Metrodata (MTDL) Catat Pendapatan Naik 12,4 Persen di Semester I
:
0
Salah satu produk aplikasi PT Metrodata Electronics Tbk (MTDL)
EmitenNews.com - Emiten Teknologi Informasi dan Komunikasi (TIK) serta distribusi TIK PT Metrodata Electronics Tbk (MTDL), kembali membukukan kenaikan pendapatan pada Semester I-2024 menjadi sebesar Rp10,5 triliun, atau naik 12,4% dibandingkan periode yang sama di tahun 2023 yang sebesar Rp9,3 triliun.
Laba bersih konsolidasi juga tercatat naik menjadi Rp276,1 miliar dibandingkan tahun sebelumnya yang tercatat sebesar Rp272,2 miliar.
Unit bisnis distribusi Teknologi Informasi dan Komunikasi (TIK) termasuk smartphone, menjadi kontributor terbesar pendapatan Perseroan, atau meningkat sebesar 16,4% YoY menjadi Rp8,1 triliun pada Semester I-2024 dibanding tahun sebelumnya yang sebesar Rp6,9 triliun.
Pertumbuhan salah satu bisnis utama Perseroan ini terutama didorong oleh segmen smartphone di unit distribusi yang naik sebesar 169,2% YoY.
Sementara itu, pada unit bisnis solusi dan konsultasi terdapat banyak pelaku bisnis yang menunda investasi untuk transformasi digital dimana mereka memilih untuk wait and see hingga setelah kuartal III - 2024 setelah pergantian pemerintahan dan kondisi global yang lebih stabil.

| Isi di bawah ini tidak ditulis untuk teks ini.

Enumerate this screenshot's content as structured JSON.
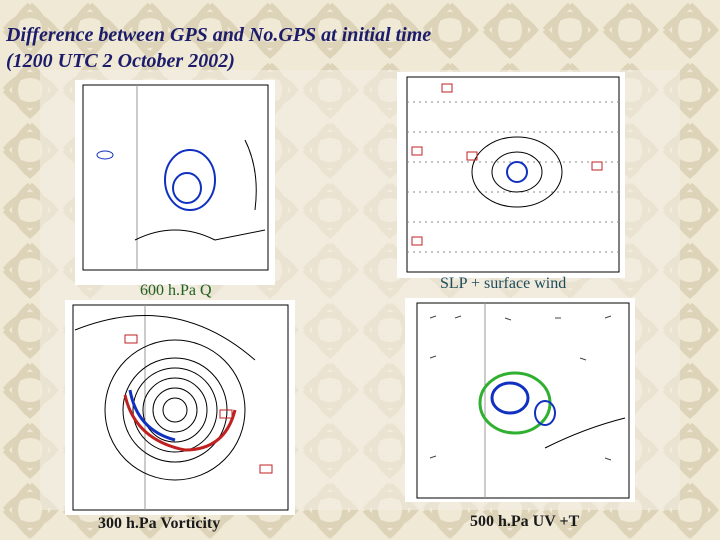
{
  "title": {
    "line1": "Difference between GPS and No.GPS at initial time",
    "line2": "(1200 UTC 2 October 2002)"
  },
  "panels": [
    {
      "caption": "600 h.Pa Q"
    },
    {
      "caption": "SLP + surface wind"
    },
    {
      "caption": "300 h.Pa Vorticity"
    },
    {
      "caption": "500 h.Pa UV +T"
    }
  ]
}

Oleh karenanya, pendapatan bisnis solusi & konsultasi pada kuartal II-2024 mencapai Rp 2,8 triliun dibandingkan dengan tahun sebelumnya sebesar Rp 2,9 triliun.
"Pencapaian peningkatan pendapatan di kuartal II-2024 ini berkat diversifikasi bisnis kami, dimana menjadi penyeimbang kontribusi baik ke pendapatan maupun laba. Kami optimis semester II akan membaik karena biasanya penjualan MTDL dari sisi bisnis distribusi TIK dan Solusi & Konsultasi akan mulai membaik di kuartal 3 dan kuartal 4 setiap tahunnya," ungkap Presiden Direktur MTDL, Susanto Djaja dalam siaran pers (26/7).
Related News
SCPI Go Private, Pengendali Tawar Saham Publik Rp100 Ribu per Lembar
Deretan Top Gainers di Tengah IHSG yang Merah, Apa Saja?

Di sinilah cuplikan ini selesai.